2. THEY INCREASE INCIDENTS OF SUICIDE AND VIOLENCE

SK/C12.02) Kate Gross, YOUTH STUDIES AUSTRALIA, June 2008, p. 9, Online, GALE CENGAGE LEARNING, Expanded Academic ASAP. Many suicide prevention groups and mental health professionals believe that social networking websites and other websites and discussion forums containing information on how to commit suicide played a role in what appears to be a string of 17 'copycat' suicide deaths involving young people in and around the town of Bridgend, Wales since January 2007. Writing in the Sydney Morning Herald in March, psychiatry registrar Tanvaar Ahmed said that the deaths 'signify the dark side of internet communications, where vulnerable and unstable members of society are socialized into virtual communities whose shared vocabulary and values become an antidote to loneliness as well as providing a forum to normalise their psychopathology' (West Australian, 28/01/08, p.21; Sydney Morning Herald, 18/02/08, p.9; 11/03/08, p.11).

SK/C12.03) INFORMATIONWEEK, May 16, 2008, pNA, Online, GALE CENGAGE LEARNING, Expanded Academic ASAP. Citing the suicide of a Missouri teen, a California murder, and the videotaped beating of a Florida teen after MySpace taunts and a YouTube "hit list," a California legislator wants social networking sites to limit access by children and to fight violent, criminal, and inappropriate content.

SK/C13. NATIONAL SECURITY LEAKS THREATEN LIVES

1. SOLDIERS CAN LEAK VITAL DATA ON NETWORKING SITES

SK/C13.01) Ari Melber, THE NATION, September 15, 2008, p. 25, Online, GALE CENGAGE LEARNING, Expanded Academic ASAP. The U.S. Army officials believe that social networking sites used for blogging by enlisted soldiers to share information with family and friends while on deployments may present a breach and threat to security.

SK/C13.02) Ari Melber, THE NATION, September 15, 2008, p. 26. By enabling soldiers to share "information with friends and family members," an Army memo states, social networking poses a "significant operational security challenge." Operations Security (OPSEC) is the military's program to prevent soldiers from disclosing benign actions that might still provide useful intelligence to adversaries, The idea is that innocent bits of information, such as how many twilight pizzas are delivered to the Pentagon, could reveal classified material, like the imminence of a new operation.

2. AL QAEDA HAS INFILTRATED NETWORKING SITES

SK/C13.03) Ari Melber, THE NATION, September 15, 2008, p. 26. Maj.
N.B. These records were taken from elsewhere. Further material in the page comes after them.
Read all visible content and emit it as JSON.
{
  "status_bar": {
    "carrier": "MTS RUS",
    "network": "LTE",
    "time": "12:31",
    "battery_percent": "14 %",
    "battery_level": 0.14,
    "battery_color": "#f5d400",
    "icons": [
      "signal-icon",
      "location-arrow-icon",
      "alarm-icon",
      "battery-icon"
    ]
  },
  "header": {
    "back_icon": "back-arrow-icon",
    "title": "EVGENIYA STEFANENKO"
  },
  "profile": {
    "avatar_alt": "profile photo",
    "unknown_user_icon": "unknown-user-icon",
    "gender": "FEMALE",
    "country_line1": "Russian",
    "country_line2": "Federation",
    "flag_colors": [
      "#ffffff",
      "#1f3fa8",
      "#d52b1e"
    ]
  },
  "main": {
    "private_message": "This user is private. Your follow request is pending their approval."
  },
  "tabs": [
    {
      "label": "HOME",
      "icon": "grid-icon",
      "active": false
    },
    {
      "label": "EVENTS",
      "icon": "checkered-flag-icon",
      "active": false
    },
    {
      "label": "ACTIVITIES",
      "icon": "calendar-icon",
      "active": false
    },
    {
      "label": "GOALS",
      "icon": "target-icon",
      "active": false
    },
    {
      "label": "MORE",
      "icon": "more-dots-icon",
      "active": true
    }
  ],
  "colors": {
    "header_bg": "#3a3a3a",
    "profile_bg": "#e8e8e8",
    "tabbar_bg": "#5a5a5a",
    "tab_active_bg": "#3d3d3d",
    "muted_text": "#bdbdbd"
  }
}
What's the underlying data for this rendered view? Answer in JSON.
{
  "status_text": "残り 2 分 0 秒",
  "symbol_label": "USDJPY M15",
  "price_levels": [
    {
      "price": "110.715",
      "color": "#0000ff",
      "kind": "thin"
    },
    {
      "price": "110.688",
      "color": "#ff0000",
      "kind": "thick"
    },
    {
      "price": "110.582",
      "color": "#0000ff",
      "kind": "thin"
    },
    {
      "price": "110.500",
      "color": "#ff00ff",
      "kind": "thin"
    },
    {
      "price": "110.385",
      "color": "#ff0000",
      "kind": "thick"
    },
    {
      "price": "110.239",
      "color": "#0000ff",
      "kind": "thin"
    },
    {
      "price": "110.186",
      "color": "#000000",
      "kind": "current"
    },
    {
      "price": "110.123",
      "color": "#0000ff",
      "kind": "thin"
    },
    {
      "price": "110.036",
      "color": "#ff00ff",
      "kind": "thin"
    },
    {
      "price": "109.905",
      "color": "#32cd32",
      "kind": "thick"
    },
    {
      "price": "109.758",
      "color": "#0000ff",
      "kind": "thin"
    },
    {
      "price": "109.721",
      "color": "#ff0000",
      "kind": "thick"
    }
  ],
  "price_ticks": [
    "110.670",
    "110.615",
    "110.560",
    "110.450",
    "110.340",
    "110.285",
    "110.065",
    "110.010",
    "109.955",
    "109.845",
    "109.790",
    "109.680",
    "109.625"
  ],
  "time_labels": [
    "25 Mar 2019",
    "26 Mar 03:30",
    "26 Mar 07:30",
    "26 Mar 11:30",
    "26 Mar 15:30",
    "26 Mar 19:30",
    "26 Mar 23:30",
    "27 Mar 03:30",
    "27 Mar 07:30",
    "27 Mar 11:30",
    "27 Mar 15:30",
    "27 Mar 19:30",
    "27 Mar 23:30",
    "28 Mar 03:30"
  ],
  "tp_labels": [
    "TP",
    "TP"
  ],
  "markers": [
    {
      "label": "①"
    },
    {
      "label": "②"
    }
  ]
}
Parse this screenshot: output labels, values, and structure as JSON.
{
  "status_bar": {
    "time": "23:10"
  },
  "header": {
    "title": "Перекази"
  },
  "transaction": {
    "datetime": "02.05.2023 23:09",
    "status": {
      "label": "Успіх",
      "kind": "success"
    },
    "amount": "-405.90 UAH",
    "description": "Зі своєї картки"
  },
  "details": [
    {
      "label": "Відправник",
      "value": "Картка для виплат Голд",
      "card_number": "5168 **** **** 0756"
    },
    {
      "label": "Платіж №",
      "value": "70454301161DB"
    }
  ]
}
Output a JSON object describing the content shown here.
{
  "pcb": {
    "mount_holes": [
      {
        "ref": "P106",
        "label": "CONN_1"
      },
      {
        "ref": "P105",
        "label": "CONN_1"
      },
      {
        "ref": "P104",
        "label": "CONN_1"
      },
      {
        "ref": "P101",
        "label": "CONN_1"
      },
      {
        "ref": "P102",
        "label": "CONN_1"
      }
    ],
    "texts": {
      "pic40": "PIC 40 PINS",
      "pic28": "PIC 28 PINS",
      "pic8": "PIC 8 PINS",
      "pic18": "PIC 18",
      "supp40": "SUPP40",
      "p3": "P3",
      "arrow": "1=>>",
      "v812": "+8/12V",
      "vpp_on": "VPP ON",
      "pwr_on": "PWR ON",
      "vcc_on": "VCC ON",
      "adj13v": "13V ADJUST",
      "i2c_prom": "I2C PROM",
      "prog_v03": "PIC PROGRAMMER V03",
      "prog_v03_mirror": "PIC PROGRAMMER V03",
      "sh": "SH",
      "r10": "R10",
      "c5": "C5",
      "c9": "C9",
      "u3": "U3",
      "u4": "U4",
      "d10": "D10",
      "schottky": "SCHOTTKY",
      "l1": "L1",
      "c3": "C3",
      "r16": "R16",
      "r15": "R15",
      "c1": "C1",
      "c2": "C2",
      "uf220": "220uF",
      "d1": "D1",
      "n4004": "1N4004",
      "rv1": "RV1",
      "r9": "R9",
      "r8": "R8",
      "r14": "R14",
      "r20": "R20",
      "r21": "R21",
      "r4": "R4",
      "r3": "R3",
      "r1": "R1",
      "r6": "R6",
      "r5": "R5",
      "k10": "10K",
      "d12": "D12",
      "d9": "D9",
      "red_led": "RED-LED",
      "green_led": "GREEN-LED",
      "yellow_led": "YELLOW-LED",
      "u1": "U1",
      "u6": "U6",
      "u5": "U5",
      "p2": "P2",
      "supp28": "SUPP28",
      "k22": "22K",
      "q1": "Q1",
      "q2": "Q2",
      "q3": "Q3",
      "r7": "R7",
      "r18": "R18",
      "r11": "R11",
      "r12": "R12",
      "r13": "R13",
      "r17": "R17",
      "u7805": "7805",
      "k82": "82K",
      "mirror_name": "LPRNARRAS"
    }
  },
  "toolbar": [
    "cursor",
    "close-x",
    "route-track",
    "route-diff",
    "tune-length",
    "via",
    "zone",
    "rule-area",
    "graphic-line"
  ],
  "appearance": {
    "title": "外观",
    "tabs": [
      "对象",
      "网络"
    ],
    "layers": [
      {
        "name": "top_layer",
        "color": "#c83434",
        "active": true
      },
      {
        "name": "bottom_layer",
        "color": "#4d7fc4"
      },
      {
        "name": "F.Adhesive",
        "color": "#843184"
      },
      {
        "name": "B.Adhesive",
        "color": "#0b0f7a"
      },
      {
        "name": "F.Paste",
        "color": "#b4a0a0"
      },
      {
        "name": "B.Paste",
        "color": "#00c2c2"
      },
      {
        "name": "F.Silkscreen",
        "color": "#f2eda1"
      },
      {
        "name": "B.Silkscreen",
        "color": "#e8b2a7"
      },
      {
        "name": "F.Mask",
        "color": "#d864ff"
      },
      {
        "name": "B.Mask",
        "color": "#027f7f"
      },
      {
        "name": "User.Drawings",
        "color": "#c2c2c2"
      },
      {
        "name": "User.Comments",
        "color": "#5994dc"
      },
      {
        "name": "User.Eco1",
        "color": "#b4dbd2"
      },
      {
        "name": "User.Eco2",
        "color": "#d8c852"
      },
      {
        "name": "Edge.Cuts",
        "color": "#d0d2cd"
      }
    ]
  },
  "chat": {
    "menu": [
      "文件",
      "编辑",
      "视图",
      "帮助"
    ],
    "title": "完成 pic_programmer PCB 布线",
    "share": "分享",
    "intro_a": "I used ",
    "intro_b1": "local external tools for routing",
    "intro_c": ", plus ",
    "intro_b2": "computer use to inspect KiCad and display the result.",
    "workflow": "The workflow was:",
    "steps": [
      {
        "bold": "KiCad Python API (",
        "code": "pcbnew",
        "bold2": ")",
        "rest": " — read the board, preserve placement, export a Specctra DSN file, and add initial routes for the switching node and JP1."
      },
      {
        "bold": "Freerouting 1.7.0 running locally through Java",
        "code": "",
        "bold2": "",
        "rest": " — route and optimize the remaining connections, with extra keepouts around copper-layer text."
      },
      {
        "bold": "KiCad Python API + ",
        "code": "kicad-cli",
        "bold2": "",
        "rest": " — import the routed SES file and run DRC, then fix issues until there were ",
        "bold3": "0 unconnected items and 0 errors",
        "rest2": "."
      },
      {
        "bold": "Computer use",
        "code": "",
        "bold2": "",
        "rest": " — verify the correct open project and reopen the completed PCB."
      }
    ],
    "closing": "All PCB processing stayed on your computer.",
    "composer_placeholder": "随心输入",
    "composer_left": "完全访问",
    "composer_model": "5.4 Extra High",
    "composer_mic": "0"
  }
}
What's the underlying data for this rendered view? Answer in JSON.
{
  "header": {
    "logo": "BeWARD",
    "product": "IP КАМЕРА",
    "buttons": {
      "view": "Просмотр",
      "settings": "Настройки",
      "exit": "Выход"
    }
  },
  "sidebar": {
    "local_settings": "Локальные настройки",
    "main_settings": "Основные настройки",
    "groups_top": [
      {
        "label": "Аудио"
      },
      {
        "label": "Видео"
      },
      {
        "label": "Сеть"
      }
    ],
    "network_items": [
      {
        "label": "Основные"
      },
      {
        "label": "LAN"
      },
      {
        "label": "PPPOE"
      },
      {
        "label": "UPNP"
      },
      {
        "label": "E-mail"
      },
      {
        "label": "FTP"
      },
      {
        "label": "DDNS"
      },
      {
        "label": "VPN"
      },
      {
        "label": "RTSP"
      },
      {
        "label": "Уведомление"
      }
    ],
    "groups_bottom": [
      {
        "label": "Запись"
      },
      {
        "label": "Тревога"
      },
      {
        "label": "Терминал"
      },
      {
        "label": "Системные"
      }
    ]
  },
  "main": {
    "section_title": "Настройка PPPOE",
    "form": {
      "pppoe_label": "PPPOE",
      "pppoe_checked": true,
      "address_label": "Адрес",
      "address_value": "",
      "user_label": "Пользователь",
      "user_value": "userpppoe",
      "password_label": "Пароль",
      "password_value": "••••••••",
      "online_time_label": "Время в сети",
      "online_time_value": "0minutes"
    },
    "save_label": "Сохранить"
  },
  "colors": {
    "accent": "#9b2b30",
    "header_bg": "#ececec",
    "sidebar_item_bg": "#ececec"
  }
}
Ray Ceralde, who directs OPSEC, helped write regulations requiring soldiers to clear in advance potentially every blog post or personal e-mail with a supervisor. "The Internet, personal Web sites, blogs--those are examples of where our adversaries are looking for open-source information about us," he told the Army News Service. One Air Force briefing estimated that Al Qaeda members have created hundreds of false accounts on social networking sites, according to an April article on an official military site.

3. SECURITY LEAKS THREATEN U.S. LIVES

SK/C13.04) Ari Melber, THE NATION, September 15, 2008, p. 26. The Defense Department has drastically restricted blogging and prevented many enlisted soldiers from visiting social networking sites. Last year, a policy banned thirteen popular websites, including YouTube, MySpace and BlackPlanet from military computers. The restrictions would pre-empt bloggers like Watson, who started writing through a personal profile on MySpace. And this year the Air Force banned access to a military social networking site, . Pentagon officials say these measures are designed not only to save bandwidth but to save lives.